One response to the issue of the reliability of LLM answers has been retrieval augmented generation (RAG). In this approach, an LLM is set up alongside a specialist dataset, for example, a set of training manuals or documentation for a particular product. The LLM accesses that specialist dataset (which is put into a form called a vector that an LLM can understand) and produces a modified prompt that it then passes through the usual process of consulting its training data. In this way, the LLM essentially blends the specialist extra training data with its default data in order to produce its answer. Research in late 2024 tested ten LLMSs and showed that RAG indeed improved the reliability of LLM answers, though the degree to which this happened varied substantially by the particular model tested and the aspect of reliability being tested. RAG-enhanced answers may be 20-30% better than ones posed to a “raw” LLM. There is some debate about just how necessary RAG will be in the long term, as the context windows (the number of tokens an LLM can remember at one time) for LLMs increase, but for now the approach still has practical benefits.

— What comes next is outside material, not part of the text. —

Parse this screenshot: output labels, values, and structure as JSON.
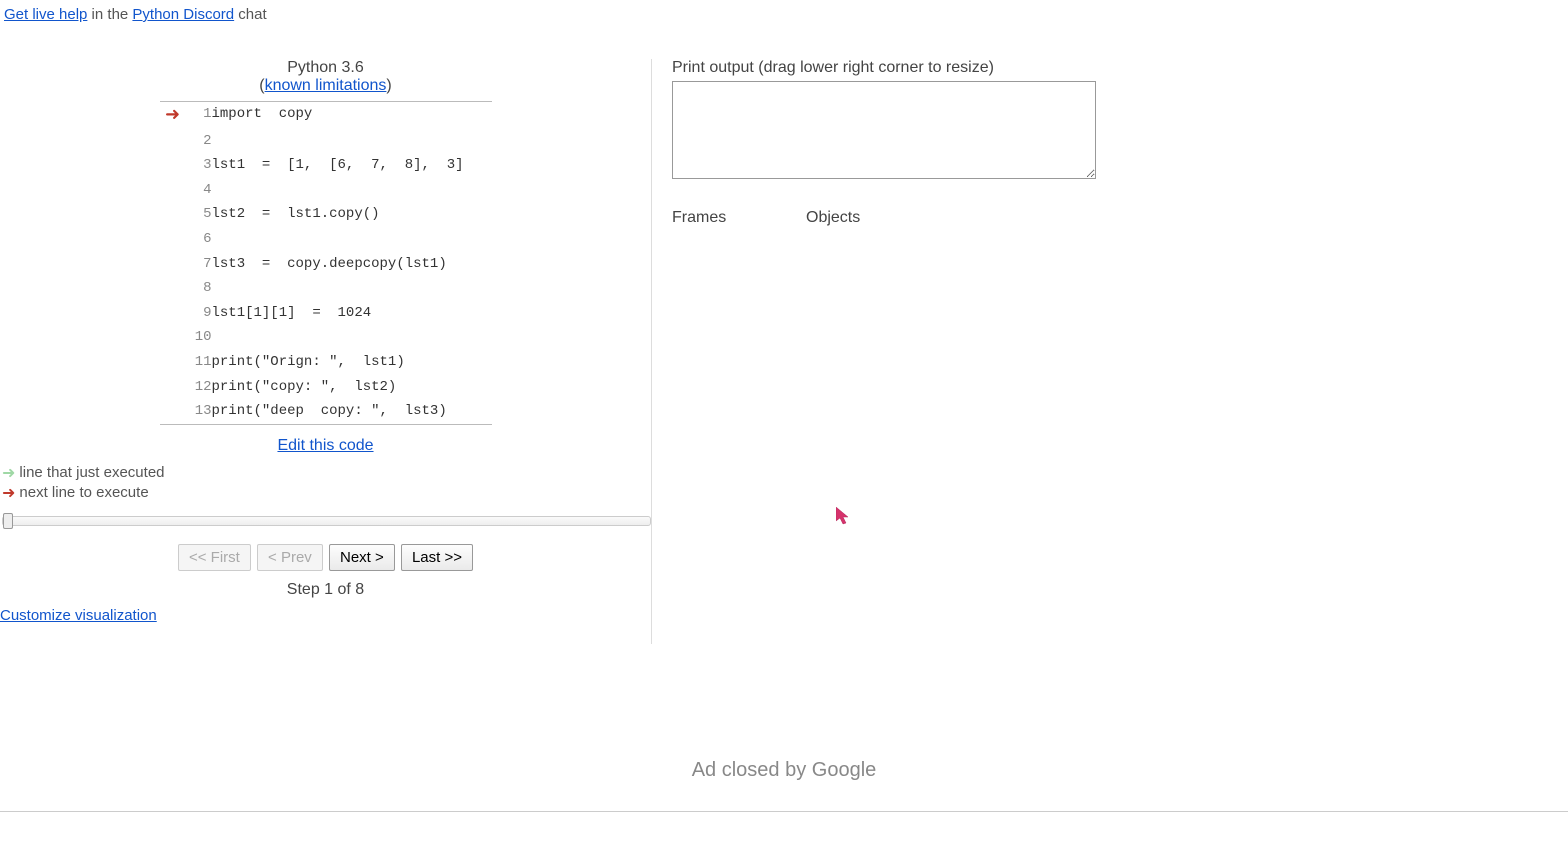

A broader issue for corporations implementing AI is the need to consider their own data quality. If LLMs are to be enhanced using RAG with company-specific datasets, then it is important that those datasets are actually of high quality. Otherwise, the LLM will merely be accessing dubious data, and its answers will be just as dubious as the data it is exposed to. This is an important issue, since data quality in large corporations is not great. There are surveys every year of executive trust in corporate data, and despite decades of investment in data quality tools, the results are depressingly similar. One recent survey found that 67% of executives do not completely trust their own data, and this finding is highly consistent with similar ones conducted years ago. Data quality initiatives have typically focused on structured data (numbers) such as financial databases, but for AI initiatives, the unstructured data in documents, websites and images is at least as important as the numerical data tucked away in ERP or supply chain databases. Concepts like accuracy, relevance, completeness, and consistency are tricky to apply to data like text, images and video, which lack the precise, pre-defined format that a database schema has.
This is both a challenge and an opportunity for data quality vendors. With the quality of data now coming to the forefront of discussion due to its importance for AI initiatives, vendors have the chance to access executive interest (and budget) that was previously lacking. On the other hand, data quality initiatives have had mixed success, even in the relatively well-controlled world of structured data. It is even less clear how well they will fare when applied to unstructured data. The sheer scale of the data in unstructured datasets makes manual curation of data difficult, if not impossible, though this does open up the opportunity for AI-driven data quality tools. In the future, having pristine corporate data may in itself be a competitive advantage. Despite the challenges, data quality is a problem that needs to be addressed. In the world of AI, not all data is created equal. Only with clean, reliable training data can LLMs deliver useful and correct results on a consistent basis.